Clinton’s proposals for boosting taxes on high-income earners, modifying taxation of multi-national corporations, doing away with fossil fuel tax incentives and increasing the estate and gift taxes would fall hardest on the top 1 percent of taxpayers, while leaving 95 percent of Americans relatively unscathed, according to an analysis released on Thursday by a joint venture of the Urban Institute and the Brookings Institution.

Clinton’s tax plan, including some leftover ideas from the Obama administration, would almost certainly encounter stiff opposition from the GOP controlled Congress which opposes any tax increases. Moreover, Clinton has advanced a raft of high-priced plans for the middle class – including relieving college tuition costs and expanding healthcare, family leave and energy production – that would more than offset the $1.1 trillion of new revenue over the coming decade.
While Clinton’s tax proposals are still a work in progress and could end up being more costly, the report says there is little doubt that the wealthiest Americans would be hardest hit by soaring marginal tax rates that would “reduce incentives to work, save and invest.” The 40-page report doesn’t venture a guess as to the long-term effect of these tax increases on the overall economy.
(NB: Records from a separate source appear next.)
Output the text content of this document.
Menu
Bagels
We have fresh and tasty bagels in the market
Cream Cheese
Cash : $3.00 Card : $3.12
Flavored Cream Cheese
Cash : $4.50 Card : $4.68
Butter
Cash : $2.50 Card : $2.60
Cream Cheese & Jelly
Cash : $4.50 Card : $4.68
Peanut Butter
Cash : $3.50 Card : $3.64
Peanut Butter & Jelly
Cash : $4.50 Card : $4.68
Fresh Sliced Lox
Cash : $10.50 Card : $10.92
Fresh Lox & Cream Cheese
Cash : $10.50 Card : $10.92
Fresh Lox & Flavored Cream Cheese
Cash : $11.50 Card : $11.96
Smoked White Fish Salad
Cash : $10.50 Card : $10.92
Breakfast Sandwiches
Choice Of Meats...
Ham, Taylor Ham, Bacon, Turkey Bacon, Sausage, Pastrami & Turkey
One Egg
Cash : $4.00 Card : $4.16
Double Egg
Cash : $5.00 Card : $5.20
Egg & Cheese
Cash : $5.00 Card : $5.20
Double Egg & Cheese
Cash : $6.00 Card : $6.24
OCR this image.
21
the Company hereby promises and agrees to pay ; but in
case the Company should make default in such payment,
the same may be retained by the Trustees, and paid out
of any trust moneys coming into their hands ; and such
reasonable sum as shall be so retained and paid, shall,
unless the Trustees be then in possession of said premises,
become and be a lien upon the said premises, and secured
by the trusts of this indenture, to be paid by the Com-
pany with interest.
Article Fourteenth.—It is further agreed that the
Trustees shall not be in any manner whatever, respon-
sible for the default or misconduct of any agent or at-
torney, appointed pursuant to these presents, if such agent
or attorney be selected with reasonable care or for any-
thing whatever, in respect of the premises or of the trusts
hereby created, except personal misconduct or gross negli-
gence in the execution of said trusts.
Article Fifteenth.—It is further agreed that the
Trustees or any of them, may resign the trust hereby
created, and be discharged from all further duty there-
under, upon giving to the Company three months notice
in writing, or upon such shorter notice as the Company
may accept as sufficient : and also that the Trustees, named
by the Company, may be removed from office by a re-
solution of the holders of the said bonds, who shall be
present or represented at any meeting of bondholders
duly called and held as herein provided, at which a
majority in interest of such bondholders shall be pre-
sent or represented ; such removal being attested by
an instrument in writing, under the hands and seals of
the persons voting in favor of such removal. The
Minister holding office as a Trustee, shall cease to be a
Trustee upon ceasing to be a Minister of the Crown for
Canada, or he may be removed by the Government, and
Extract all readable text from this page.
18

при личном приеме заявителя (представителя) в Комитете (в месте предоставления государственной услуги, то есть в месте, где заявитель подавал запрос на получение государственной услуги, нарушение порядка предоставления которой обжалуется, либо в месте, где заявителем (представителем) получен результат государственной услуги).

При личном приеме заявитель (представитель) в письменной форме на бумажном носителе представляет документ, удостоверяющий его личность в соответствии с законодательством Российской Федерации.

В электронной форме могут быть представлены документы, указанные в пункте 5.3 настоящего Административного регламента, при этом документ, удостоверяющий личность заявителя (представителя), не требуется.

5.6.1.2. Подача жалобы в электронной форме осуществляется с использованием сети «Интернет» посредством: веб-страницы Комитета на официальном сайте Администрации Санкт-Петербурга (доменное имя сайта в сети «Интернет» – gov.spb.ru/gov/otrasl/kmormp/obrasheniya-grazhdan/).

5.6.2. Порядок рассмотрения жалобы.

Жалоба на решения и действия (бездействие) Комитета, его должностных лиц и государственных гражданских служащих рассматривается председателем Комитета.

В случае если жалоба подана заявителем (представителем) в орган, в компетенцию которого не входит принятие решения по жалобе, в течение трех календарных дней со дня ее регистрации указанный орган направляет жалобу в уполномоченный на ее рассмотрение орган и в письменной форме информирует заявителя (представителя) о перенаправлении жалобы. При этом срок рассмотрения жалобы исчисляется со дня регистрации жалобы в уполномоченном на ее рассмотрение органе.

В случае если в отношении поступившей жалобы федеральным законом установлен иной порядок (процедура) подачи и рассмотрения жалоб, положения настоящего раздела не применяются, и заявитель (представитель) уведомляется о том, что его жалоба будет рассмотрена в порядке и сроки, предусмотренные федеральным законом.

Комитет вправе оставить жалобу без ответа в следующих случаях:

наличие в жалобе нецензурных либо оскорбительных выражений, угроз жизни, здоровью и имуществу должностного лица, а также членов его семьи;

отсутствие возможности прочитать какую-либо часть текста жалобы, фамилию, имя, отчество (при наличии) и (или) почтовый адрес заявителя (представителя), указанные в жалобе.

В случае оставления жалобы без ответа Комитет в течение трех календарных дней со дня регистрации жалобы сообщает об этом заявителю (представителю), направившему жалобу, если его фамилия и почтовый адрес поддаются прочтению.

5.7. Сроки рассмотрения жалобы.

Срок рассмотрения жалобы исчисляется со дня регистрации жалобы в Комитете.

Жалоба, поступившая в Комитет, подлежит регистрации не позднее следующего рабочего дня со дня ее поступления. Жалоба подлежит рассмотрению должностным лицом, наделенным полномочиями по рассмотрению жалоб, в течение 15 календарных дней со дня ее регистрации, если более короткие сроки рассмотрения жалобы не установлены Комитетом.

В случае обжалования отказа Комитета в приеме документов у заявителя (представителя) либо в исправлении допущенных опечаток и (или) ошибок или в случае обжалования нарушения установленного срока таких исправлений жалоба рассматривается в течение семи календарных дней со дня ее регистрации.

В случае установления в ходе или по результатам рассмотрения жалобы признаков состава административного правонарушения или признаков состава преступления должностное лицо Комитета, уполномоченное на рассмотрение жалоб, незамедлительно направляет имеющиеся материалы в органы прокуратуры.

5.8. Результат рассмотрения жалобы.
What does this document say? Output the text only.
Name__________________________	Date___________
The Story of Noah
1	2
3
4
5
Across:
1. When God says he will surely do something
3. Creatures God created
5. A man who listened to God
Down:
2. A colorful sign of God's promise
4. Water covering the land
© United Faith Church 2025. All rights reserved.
However, they would almost certainly slow the growth of the Gross Domestic Product if enacted unless Clinton’s ambitious domestic proposals succeeded in generating new jobs and economic activity.
Len Burman, director of the Urban-Brookings Tax Policy Center, told reporters today on a conference call that his organization hasn’t conducted a full macro-economic analysis of Clinton’s plan yet, and probably won’t until later this year after the Clinton campaign unveils other proposals for providing tax relief to middle and lower-income Americans.
“I think a standard macro-economic model would show probably a small reduction in economic output from the rising marginal tax rates,” he said. “The actual effect is a little complicated because it depends not only on how it affects changes to work, savings and investment . . . but it also depends on what the money is spent for.”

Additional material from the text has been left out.